Angola anunciou este mês que vai abandonar a Organização dos Países Exportadores de Petróleo (OPEP) a partir de Janeiro de 2024, após as saídas do Equador em 2020, do Qatar em 2019 e da Indonésia em 2016.
A saída de Angola deixará o grupo com 12 membros e levará a sua produção para menos de 27 milhões de barris por dia (bpd) – menos de 27% do total da oferta mundial de 102 milhões de bpd.
A última vez que a quota de mercado da OPEP desceu para 27% foi durante a pandemia de 2020, quando a procura mundial caiu 15-20%. Desde então, a procura mundial recuperou para níveis recorde, o que significa que a OPEP perdeu quota de mercado para os seus rivais.
A OPEP não respondeu a um pedido de comentário.
O grupo produziu cerca de metade do petróleo bruto mundial na década de 1970, antes do aparecimento de fontes de abastecimento não pertencentes à OPEP, como o Mar do Norte.
Nas décadas posteriores, a quota da OPEP situou-se entre 30% e 40%, mas o crescimento recorde da produção de rivais como os Estados Unidos tem vindo a reduzir progressivamente essa quota nos últimos anos.
Em Novembro de 2023, a produção de petróleo bruto da OPEP representava 27,4% do mercado total, contra 32-33% em 2017-2018, de acordo com os dados dos relatórios mensais do grupo.
Procura no segundo trimestre
A OPEP foi fundada em 1960 pela Arábia Saudita, Kuwait, Venezuela, Irão e Iraque. Angola juntou-se ao grupo em 2007. Desde 2017, a OPEP tem trabalhado com a Rússia e outros não-membros no âmbito do grupo OPEP+ para gerir o mercado.
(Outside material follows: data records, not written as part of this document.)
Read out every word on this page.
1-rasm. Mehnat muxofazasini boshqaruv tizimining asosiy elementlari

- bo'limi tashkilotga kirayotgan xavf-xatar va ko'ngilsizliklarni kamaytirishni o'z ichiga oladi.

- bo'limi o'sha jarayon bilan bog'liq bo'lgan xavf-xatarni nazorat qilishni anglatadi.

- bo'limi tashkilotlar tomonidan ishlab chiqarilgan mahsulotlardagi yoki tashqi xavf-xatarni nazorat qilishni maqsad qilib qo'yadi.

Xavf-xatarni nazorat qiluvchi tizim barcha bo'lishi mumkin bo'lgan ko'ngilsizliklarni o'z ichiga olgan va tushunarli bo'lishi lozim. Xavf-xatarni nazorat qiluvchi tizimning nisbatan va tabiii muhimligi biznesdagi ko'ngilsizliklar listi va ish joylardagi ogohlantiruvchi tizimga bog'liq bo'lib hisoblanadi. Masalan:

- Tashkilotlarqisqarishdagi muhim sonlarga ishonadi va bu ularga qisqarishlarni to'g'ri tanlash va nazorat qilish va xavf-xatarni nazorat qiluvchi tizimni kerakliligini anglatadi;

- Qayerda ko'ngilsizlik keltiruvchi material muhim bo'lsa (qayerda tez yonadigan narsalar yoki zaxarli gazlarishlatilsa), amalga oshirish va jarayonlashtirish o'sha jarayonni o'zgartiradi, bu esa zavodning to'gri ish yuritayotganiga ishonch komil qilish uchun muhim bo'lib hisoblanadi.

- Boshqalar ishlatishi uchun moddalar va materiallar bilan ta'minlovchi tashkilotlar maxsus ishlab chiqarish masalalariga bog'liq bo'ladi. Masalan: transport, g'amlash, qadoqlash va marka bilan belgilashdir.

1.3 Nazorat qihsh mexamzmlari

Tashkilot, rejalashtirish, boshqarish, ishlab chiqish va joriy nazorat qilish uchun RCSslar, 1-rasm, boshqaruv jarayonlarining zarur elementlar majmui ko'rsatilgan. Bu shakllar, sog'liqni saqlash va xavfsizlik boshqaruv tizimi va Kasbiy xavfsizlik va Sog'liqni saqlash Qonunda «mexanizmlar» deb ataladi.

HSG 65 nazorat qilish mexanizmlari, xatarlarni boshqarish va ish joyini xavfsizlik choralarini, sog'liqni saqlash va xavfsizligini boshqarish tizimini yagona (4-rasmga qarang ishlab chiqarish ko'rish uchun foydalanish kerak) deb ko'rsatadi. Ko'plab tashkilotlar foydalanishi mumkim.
Alguns pequenos produtores aderiram à OPEP nos últimos anos, incluindo o Gabão em 2016, a Guiné Equatorial em 2017 e o Congo em 2018.
A OPEP+ está actualmente a reduzir a sua produção em cerca de 6 milhões de bpd, pelo que o grupo poderia, em teoria, aumentar a produção para lutar pela quota de mercado.
Mas isso implicaria uma queda acentuada do preço se a procura de crude não melhorasse.
Alguns membros da OPEP+, incluindo a Rússia, afirmaram que o grupo poderia adoptar medidas adicionais, se necessário.
Os dados de três agências de previsão petrolífera muito observadas – a Agência Internacional da Energia (AIE), a Administração da Informação sobre Energia (EIA, sigla em inglês) dos EUA e a própria OPEP – sugerem pouca margem para um abrandamento dos cortes no segundo trimestre.
A EIA prevê que a procura de petróleo bruto da OPEP diminua no segundo trimestre em relação ao primeiro, com base num cálculo da Reuters.
A AIE prevê que a procura de petróleo bruto da OPEP se mantenha estável, enquanto a OPEP também prevê uma descida, embora a partir de um nível mais elevado do que as outras duas previsões.
A OPEP considera que a sua quota de mercado irá aumentar a longo prazo, à medida que a produção diminuir noutros países e a procura mundial continuar a aumentar.
O seu último World Oil Outlook prevê que a quota total do grupo no mercado do petróleo aumente para 40% em 2045, à medida que a produção não-OPEP começa a diminuir a partir do início da década de 2030.